Maybe (List (List (Maybe A))
  Maybe.fmap (List.fmap sequenc-maybe)
Maybe (List (Maybe (List A))
  Maybe.fmap sequence-maybe
Maybe (Maybe (List (List A)))
  join
Maybe (List (List A))



join . Maybe.fmap sequence-maybe . Maybe.fmap (List.fmap sequenc-maybe)

join . Maybe.fmap (sequence-maybe . List.fmap sequenc-maybe)
(short form)

-}

maybe-list-elem2 : {A : Set} → Maybe (List (List (Maybe A))) → Maybe (List (List A)) 
maybe-list-elem2 = join ∘ Mfmap (sequence-maybe ∘ Lfmap sequence-maybe)
  where
    open RawMonad Data.Maybe.monad hiding (join) renaming (_<$>_ to Mfmap)
    open RawMonad Data.List.monad hiding (join) renaming (_<$>_ to Lfmap)


maybe-list-maybe-eliminate = maybe-list-elem

maybe-list-list-maybe-eliminate = maybe-list-elem2

Further helper functions:

-- ***
-- WAS PRELUDE IMPORTS
open import StringHelpers using (charToℕ; stringToℕ)

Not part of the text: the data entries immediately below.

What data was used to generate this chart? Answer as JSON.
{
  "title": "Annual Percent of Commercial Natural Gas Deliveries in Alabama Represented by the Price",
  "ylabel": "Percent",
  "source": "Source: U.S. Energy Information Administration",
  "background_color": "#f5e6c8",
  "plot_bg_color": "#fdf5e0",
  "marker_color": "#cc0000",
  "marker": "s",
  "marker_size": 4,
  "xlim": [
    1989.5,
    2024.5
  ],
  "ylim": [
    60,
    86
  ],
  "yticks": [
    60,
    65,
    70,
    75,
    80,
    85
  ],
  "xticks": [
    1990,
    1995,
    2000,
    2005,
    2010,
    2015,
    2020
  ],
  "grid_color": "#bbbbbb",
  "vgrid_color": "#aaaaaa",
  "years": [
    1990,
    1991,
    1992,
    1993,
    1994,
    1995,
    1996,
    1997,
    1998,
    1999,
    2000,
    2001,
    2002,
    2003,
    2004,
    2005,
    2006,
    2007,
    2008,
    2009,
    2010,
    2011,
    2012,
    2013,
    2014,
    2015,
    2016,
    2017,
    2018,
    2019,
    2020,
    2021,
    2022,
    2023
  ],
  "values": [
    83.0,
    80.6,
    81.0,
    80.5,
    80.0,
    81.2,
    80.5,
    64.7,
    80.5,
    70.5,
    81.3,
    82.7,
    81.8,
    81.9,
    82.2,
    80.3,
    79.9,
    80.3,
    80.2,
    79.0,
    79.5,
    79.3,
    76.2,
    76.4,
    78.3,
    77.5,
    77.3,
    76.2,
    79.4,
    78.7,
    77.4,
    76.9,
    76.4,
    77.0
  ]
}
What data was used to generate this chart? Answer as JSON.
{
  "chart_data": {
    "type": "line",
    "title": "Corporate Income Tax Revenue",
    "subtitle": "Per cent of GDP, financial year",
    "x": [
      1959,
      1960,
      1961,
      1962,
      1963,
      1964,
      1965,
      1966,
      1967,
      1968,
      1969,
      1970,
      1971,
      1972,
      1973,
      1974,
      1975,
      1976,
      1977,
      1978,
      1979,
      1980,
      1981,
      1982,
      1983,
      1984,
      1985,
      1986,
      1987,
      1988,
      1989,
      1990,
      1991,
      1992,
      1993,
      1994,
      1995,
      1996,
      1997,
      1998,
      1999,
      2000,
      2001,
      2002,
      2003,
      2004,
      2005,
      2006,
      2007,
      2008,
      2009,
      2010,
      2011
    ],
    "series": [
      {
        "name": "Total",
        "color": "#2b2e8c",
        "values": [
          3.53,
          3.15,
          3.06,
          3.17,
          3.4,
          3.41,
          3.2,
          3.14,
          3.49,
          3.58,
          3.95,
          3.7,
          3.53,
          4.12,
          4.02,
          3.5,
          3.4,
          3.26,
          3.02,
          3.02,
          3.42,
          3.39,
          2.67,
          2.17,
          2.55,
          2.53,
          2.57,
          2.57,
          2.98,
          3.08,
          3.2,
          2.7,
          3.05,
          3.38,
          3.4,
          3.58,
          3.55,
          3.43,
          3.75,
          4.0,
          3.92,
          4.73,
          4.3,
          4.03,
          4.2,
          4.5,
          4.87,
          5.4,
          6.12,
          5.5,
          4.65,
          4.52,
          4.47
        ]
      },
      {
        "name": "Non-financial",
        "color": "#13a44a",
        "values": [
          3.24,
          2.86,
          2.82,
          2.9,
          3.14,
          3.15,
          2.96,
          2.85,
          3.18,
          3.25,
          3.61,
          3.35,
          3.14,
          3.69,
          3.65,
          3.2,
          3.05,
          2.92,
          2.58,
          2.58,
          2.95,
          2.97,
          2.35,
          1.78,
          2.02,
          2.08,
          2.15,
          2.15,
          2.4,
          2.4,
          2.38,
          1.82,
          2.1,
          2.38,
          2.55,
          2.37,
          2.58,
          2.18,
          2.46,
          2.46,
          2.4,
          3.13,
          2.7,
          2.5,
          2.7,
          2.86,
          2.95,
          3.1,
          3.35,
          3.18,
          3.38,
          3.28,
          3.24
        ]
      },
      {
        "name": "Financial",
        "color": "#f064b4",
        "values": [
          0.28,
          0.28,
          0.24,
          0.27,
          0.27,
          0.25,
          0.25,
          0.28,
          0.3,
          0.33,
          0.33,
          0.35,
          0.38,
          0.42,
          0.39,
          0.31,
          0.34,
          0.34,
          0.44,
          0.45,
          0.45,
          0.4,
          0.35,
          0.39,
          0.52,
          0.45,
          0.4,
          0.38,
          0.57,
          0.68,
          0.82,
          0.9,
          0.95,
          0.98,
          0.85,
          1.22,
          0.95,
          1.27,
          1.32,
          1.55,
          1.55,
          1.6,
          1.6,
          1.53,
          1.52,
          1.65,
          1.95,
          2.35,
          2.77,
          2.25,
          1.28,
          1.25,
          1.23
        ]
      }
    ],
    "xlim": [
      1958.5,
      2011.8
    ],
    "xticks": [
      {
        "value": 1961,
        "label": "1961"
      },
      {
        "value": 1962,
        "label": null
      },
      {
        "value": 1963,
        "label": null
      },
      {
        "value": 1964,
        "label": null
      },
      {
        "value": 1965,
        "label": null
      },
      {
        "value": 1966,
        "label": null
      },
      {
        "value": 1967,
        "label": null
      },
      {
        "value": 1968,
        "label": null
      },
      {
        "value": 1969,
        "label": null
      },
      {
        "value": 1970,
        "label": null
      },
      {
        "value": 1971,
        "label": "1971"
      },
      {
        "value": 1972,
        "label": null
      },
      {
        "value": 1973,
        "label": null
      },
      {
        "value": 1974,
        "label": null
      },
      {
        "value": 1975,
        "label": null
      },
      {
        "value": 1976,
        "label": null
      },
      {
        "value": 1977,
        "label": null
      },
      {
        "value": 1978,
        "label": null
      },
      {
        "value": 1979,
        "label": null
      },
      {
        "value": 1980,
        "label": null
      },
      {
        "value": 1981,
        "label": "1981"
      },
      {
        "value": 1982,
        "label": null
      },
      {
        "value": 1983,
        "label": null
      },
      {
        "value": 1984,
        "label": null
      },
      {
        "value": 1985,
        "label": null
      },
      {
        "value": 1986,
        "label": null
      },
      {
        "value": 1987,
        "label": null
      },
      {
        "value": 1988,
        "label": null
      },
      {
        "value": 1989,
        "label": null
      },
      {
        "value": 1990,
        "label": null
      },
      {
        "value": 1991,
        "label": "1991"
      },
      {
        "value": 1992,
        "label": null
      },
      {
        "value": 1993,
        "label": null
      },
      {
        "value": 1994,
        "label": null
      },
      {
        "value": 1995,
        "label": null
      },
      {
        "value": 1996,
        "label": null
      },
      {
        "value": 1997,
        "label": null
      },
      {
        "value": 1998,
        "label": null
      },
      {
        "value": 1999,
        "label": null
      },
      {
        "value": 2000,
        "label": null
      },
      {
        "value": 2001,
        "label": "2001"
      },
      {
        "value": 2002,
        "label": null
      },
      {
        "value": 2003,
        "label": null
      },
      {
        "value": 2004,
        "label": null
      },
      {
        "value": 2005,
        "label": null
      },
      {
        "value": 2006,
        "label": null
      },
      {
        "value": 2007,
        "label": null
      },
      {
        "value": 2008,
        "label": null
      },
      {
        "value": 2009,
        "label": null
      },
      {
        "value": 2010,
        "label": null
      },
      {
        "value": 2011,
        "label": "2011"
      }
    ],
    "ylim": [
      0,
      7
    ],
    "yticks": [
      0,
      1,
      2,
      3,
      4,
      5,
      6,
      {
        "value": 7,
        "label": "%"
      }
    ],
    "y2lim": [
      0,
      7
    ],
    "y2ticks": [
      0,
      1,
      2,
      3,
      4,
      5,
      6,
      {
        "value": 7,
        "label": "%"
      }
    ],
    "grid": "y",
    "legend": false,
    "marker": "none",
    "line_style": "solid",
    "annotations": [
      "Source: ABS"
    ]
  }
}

open import Data.String hiding (_==_)
open import Data.Char
open import Function
open import Data.Nat
open import Data.Unit
open import Data.Maybe



open import Text.Parser

open import Data.List


-- mini helpers
--

parseOne : String → Parser Char
parseOne = oneOf ∘ toList 

strLength : String → ℕ
strLength = length ∘ toList 


-- misc helpers
--

charsToℕ : List Char → Maybe ℕ
charsToℕ [] = nothing
charsToℕ xs = stringToℕ (fromList xs)

toL : ∀ {a} {A : Set a} → A → List A
toL x = x ∷ []


-- test
l : List (Maybe ℕ)
l = (just 3) ∷ (just 3) ∷ []


-- Parser Helpers Nicolas
--
isSpace : Char → Bool
isSpace = (_==_ ' ')

spaces : Parser ⊤
spaces = manySat isSpace *> pure _

-- decide if seperator before after brackets is spaces
someSpaces : Parser ⊤
someSpaces = someSat isSpace *> pure _

tok : Char → Parser ⊤
tok c = spaces *> char c *> pure _

bracket : ∀ {A} → Char → Parser A → Char → Parser A
bracket start p stop = tok start *> p <* tok stop

And some test cases:

tn09 : pList "12,13,,14" ≡ nothing
tn09 = refl

tn08 : pList "" ≡ nothing
tn08 = refl

tn07 : pList "12,13,14" ≡ nothing
tn07 = refl

-- not working tn06 : pList "(12,13,14,17)," ≡ nothing
-- not working tn06 = refl

tn05 : pList "aa,bb,cc" ≡ nothing
tn05 = refl

tn04 : pList "11" ≡ nothing 
tn04 = refl

tn03 : pList "(11,12,13)" ≡ just (11 ∷ 12 ∷ 13 ∷ [])
tn03 = refl


-- new testcases
tn11 : pList2 "((1,2,3),(4,5,6),(7,8,9))" ≡ just ((1 ∷ 2 ∷ 3 ∷ []) ∷ (4 ∷ 5 ∷ 6 ∷ []) ∷ (7 ∷ 8 ∷ 9 ∷ []) ∷ [])
tn11 = refl

-- old testcases
p1 : pList2 "((1,2,3),(4,5,6))" ≡ just ((1 ∷ 2 ∷ 3 ∷ []) ∷ (4 ∷ 5 ∷ 6 ∷ []) ∷ [])
p1 = refl


p2 : pList2 "((1,2,3),(4,5,6),(7,8,9,10))" ≡ just ((1 ∷ 2 ∷ 3 ∷ []) ∷ (4 ∷ 5 ∷ 6 ∷ []) ∷ (7 ∷ 8 ∷ 9 ∷ 10 ∷ []) ∷ [])
p2 = refl

p3 : pList2 "((1),(2))" ≡ just ((1 ∷ []) ∷ (2 ∷ []) ∷ [])
p3 = refl

p4 : pList2 "((1,2))" ≡ just ((1 ∷ 2 ∷ []) ∷ [])
p4 = refl

I am open for suggestions to improve the code.